On April 12th, 2018, 61-year-old Jack Osben, a motor grader operator for Roger Mills County in Oklahoma and volunteer firefighter died as a result of thermal burns while providing initial attack to the Shaw Fire. The wildfire grew to approximately 3,500 acres in a mixture of grass and shrubs during a Red Flag Warning day. The employees of Roger Mills County were in a state of readiness due to a mixture of prolonged drought, extreme heat, and gusting winds that had created extremely dangerous wildfire conditions.

Shaw Fire grader fatality
The Shaw Fire, as seen from a grader approaching the fire. From the FLA.

Jack was performing progressive line construction using a motor grader on the Shaw Fire. While he had been working as a grader operator for a few years, he had limited experience using the grader related to fire suppression activities. Between 1400-1430 hours Jack met up and began working with Alex, a fellow grader operator who had more than two decades of experience fighting fire.

Although they entered the field at different locations, they converged almost immediately. Alex instructed Jack to fall in line behind him to improve the initial grader line. After working together to establish line for about 4,000 feet, Alex lost sight of Jack’s grader in the smoke and flames, which had grown significantly and shifted directions quickly.

Due to the fire’s shift in direction, Alex was forced to abandon his grader. He began to walk toward a nearby road when he spotted Jack, who was also on foot emerging from the smoke. They spoke briefly when they met. Alex observed that Jack had visible burns to his arms and was possibly suffering from smoke inhalation. The reality was that Jack’s injuries were much worse than they appeared. He died as a result of thermal burns either during transit in the ambulance or right after arriving at the hospital.

This accident took place in Western Oklahoma where the tactical use of motor graders for wildland fire line construction is common. Additionally, there is different emphasis on values at risk, namely that firefighters in Western Oklahoma commonly protect grass for cattle grazing. Other regions may rank grass as a low value-at-risk but it is absolutely a consideration for how people in this region fight fire and manage land1.

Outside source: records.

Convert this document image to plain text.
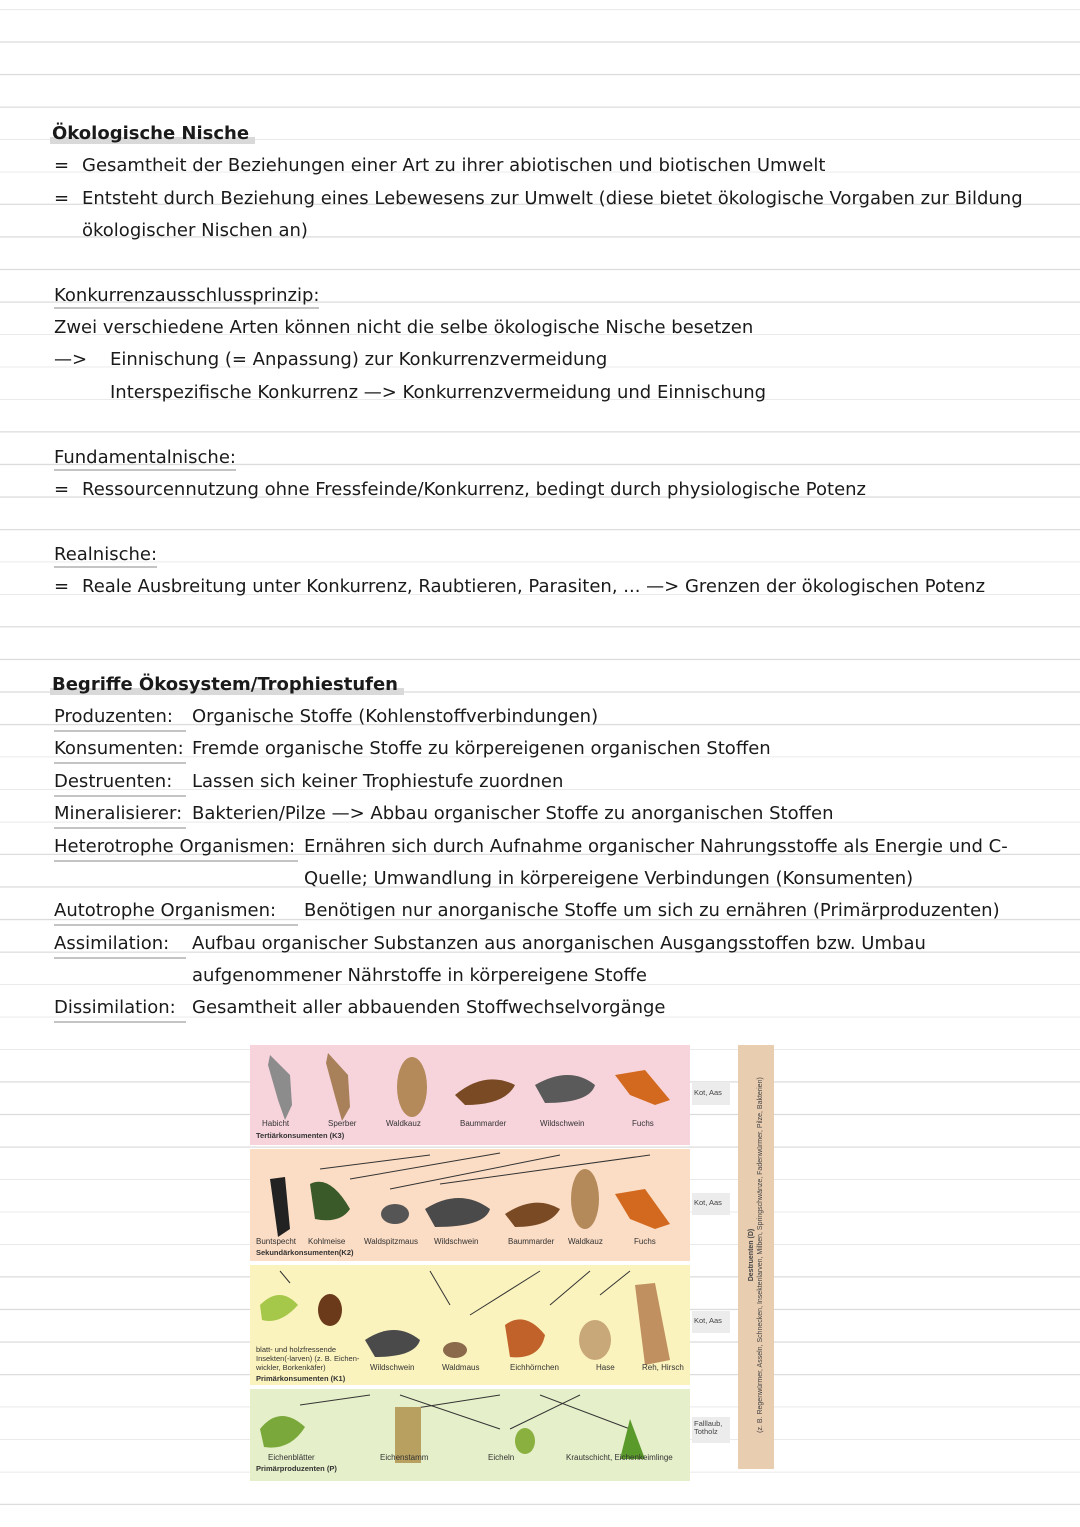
Ökologische Nische
= Gesamtheit der Beziehungen einer Art zu ihrer abiotischen und biotischen Umwelt
= Entsteht durch Beziehung eines Lebewesens zur Umwelt (diese bietet ökologische Vorgaben zur Bildung
ökologischer Nischen an)
Konkurrenzausschlussprinzip:
Zwei verschiedene Arten können nicht die selbe ökologische Nische besetzen
—> Einnischung (= Anpassung) zur Konkurrenzvermeidung
Interspezifische Konkurrenz —> Konkurrenzvermeidung und Einnischung
Fundamentalnische:
= Ressourcennutzung ohne Fressfeinde/Konkurrenz, bedingt durch physiologische Potenz
Realnische:
= Reale Ausbreitung unter Konkurrenz, Raubtieren, Parasiten, ... —> Grenzen der ökologischen Potenz
Begriffe Ökosystem/Trophiestufen
Produzenten: Organische Stoffe (Kohlenstoffverbindungen)
Konsumenten: Fremde organische Stoffe zu körpereigenen organischen Stoffen
Destruenten: Lassen sich keiner Trophiestufe zuordnen
Mineralisierer: Bakterien/Pilze —> Abbau organischer Stoffe zu anorganischen Stoffen
Heterotrophe Organismen: Ernähren sich durch Aufnahme organischer Nahrungsstoffe als Energie und C-
Quelle; Umwandlung in körpereigene Verbindungen (Konsumenten)
Autotrophe Organismen: Benötigen nur anorganische Stoffe um sich zu ernähren (Primärproduzenten)
Assimilation: Aufbau organischer Substanzen aus anorganischen Ausgangsstoffen bzw. Umbau
aufgenommener Nährstoffe in körpereigene Stoffe
Dissimilation: Gesamtheit aller abbauenden Stoffwechselvorgänge
Habicht	Sperber	Waldkauz	Baummarder	Wildschwein	Fuchs
Tertiärkonsumenten (K3)
Kot, Aas
Buntspecht Kohlmeise Waldspitzmaus Wildschwein	Baummarder Waldkauz	Fuchs
Sekundärkonsumenten(K2)
Kot, Aas
blatt- und holzfressende Insekten(-larven) (z. B. Eichen-wickler, Borkenkäfer)	Wildschwein	Waldmaus	Eichhörnchen	Hase	Reh, Hirsch
Primärkonsumenten (K1)
Kot, Aas
Eichenblätter	Eichenstamm	Eicheln	Krautschicht, Eichenkeimlinge
Primärproduzenten (P)
Falllaub, Totholz
Destruenten (D) (z. B. Regenwürmer, Asseln, Schnecken, Insektenlarven, Milben, Springschwänze, Fadenwürmer, Pilze, Bakterien)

This is the first Facilitated Learning Analysis (FLA) to emerge from the State of Oklahoma. In brief, the FLA process is meant to facilitate learning from unintended outcomes by interviewing people who were involved in the event, and sharing a collective story of their experiences. We also offer lessons learned from those involved and with their help, generate recommendations that may be useful for people within and outside of the region.

For many readers, this analysis will serve as an introduction to a different way of fighting fire with some of these methods appearing unconventional. But, in the words of one of the grader operators, “you make do with what you have.” Even if the methods and context are different, this statement ties together the ethos of wildland firefighters everywhere. It is also important to note that the men and women of Roger Mills County are exceptional at what they do and have an impressive record of doing it safely.